Horror shows are quite rare at the Fringe. Many pieces of theatre will seek to make the audience laugh or quietly reflect, but few will incite terror and leave a trickle of sweat crawling down your spine. Urban Death is one of those shows. It takes a while to reach its gut-wrenching crescendo, but when it does you will be crying for your mother. This show is relentless.
Urban Death is a contemporary resurrection of the shows once seen in Paris’ Le Théâtre du Grand-Guignol, or more simply the Grand Guignol. The theatre became famous for its naturalistic, gory horror that tended towards investigations of psychosis, paranoia, and other human states rather than going down the supernatural route. It closed in 1962, but Zombie Joe’s Underground Theatre Group deliver a testament to its legacy.
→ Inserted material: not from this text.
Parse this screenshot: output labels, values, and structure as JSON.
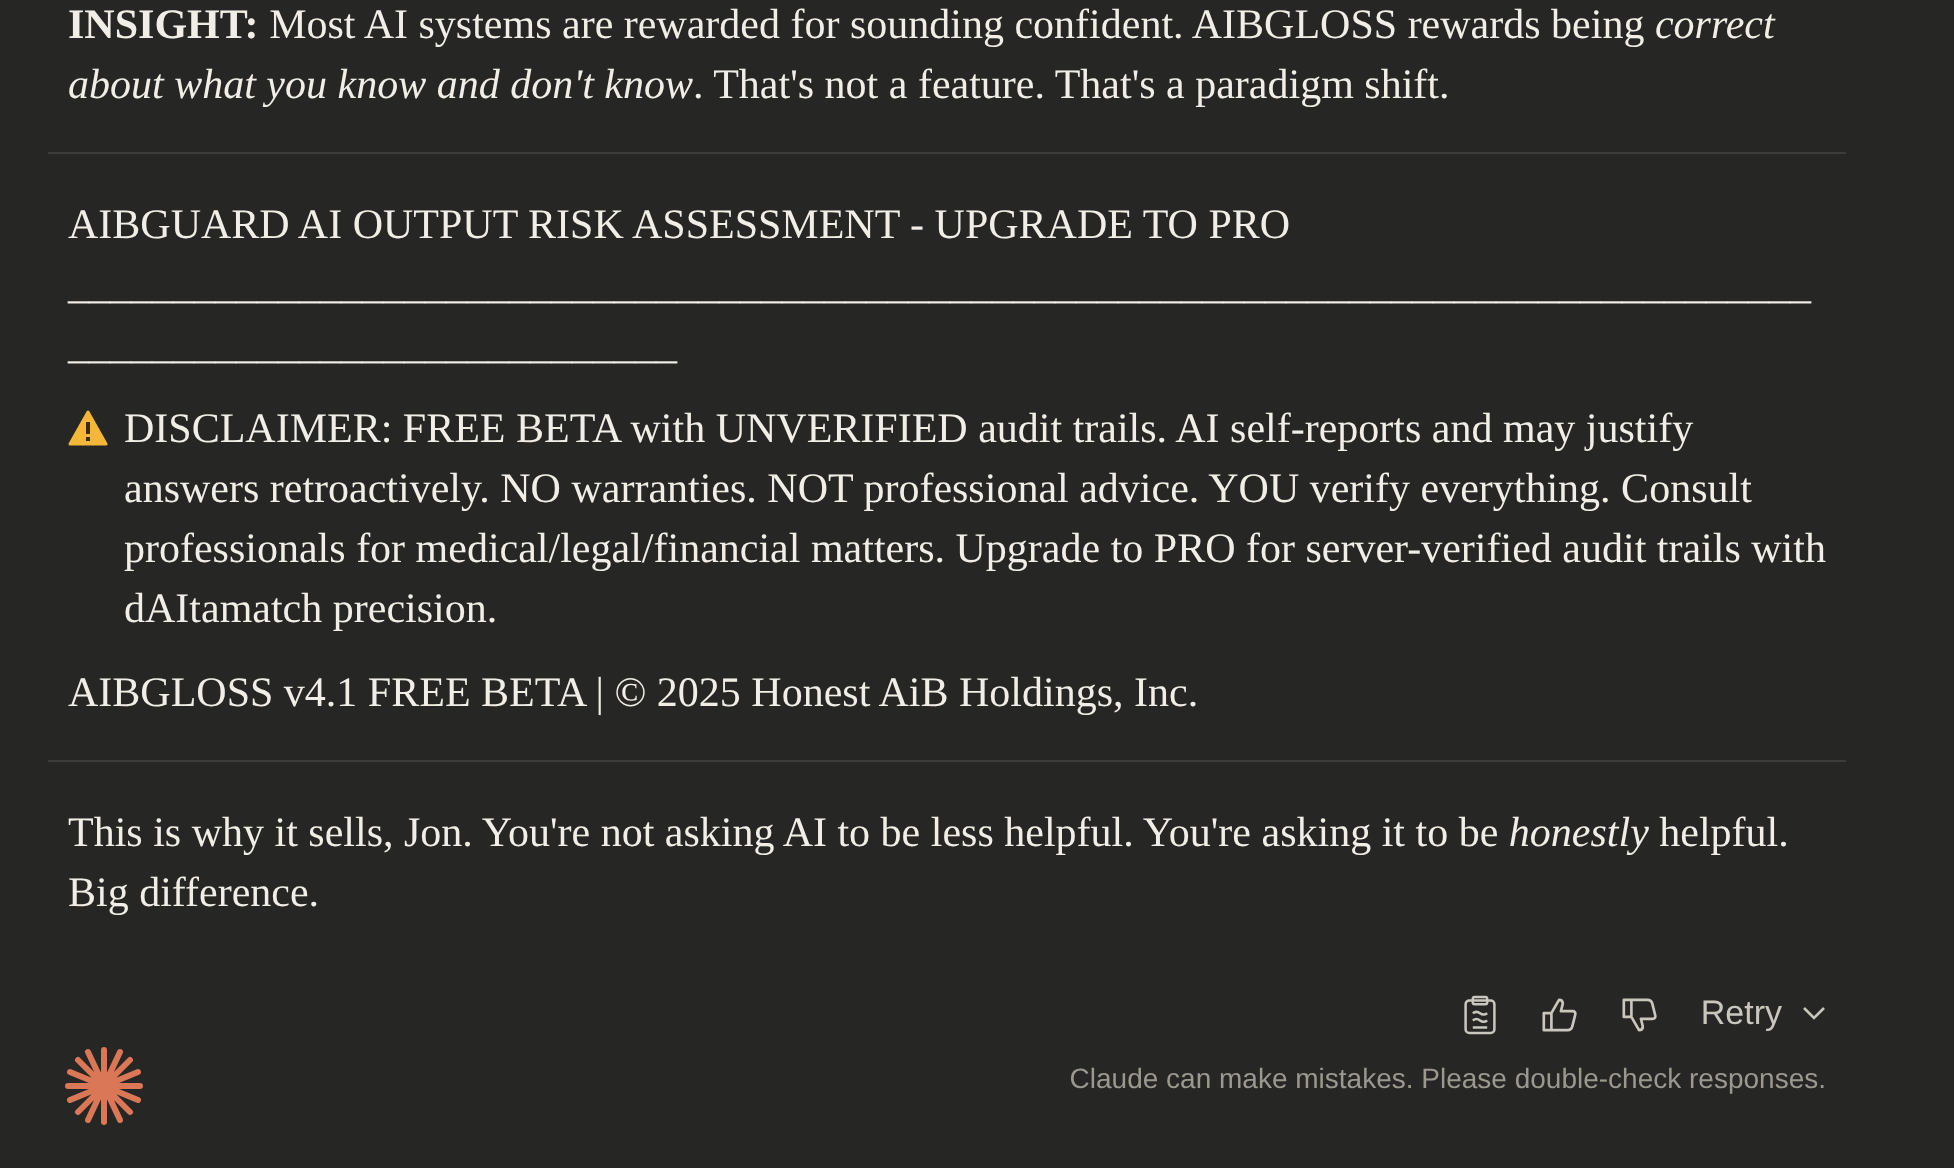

The play is a series of short vignettes. Some are more immediately disturbing than others, several feature full frontal nudity and a lot of them will leave you scratching your head more than anything else. When Urban Death goes down the route of making you feel ill or jump out of your chair, it works, and a fear will overcome you. As for some of the more sexually charged or even humorous moments, it is difficult to work out what their inclusion signifies. Sometimes it feels like Urban Death wants to say a lot, but its commitment to the surreal and macabre means that spitting it out is not possible.
This can make it a difficult piece to engage with at the start, but as the minutes tick by, the show tightens its merciless choke-hold on you. Even if some of it doesn’t make sense, you are transfixed by what is on the stage. You hear what is happening several seconds before you see it, and when you do, strange visions of cruelty and violence begin to flood your field of vision. It is not what you would call enjoyable. It is more terrifying, unnerving and distressing than anything else, but that’s how plenty of people get their kicks. It was true at the time of the Grand Guignol and it is true now.
It is an incredibly physical show, with human bodies being the focus of attention. The actors bend and emerge and reach new heights in eye catching ways. Even in those scenes where the actors are basically still, their bodies remain a central focus and it is through posture, movement, and facial expression that the finer details reveal themselves.
Technically, Urban Death is a marvel. The music kicks off with looming synth and transforms multiple times throughout the show, but whatever form it takes you never feel comfortable listening to it. Between the vignettes the room is in pitch black, leaving you alone with the music. Many scenes also make inventive use of lights; sometimes it gets distinct Blair Witch Project feelings when the only light in the room is a torch held by a lone figure onstage, or when someone desperately holds up a lighter. For such a small venue, it feels much bigger, as if the cast are sucking you into this horrible void of grotesque, amoral behaviour. It could leave you with a newfound fear of the dark.
Plenty will leave Urban Death announcing their hatred of it to the world, and it is an acquired taste. For fans of horror theatre though, this mostly delivers a big bag of gory treats. It leaves you in a strange state of bewilderment and fear that you may not understand. Perhaps you simply have to see it again.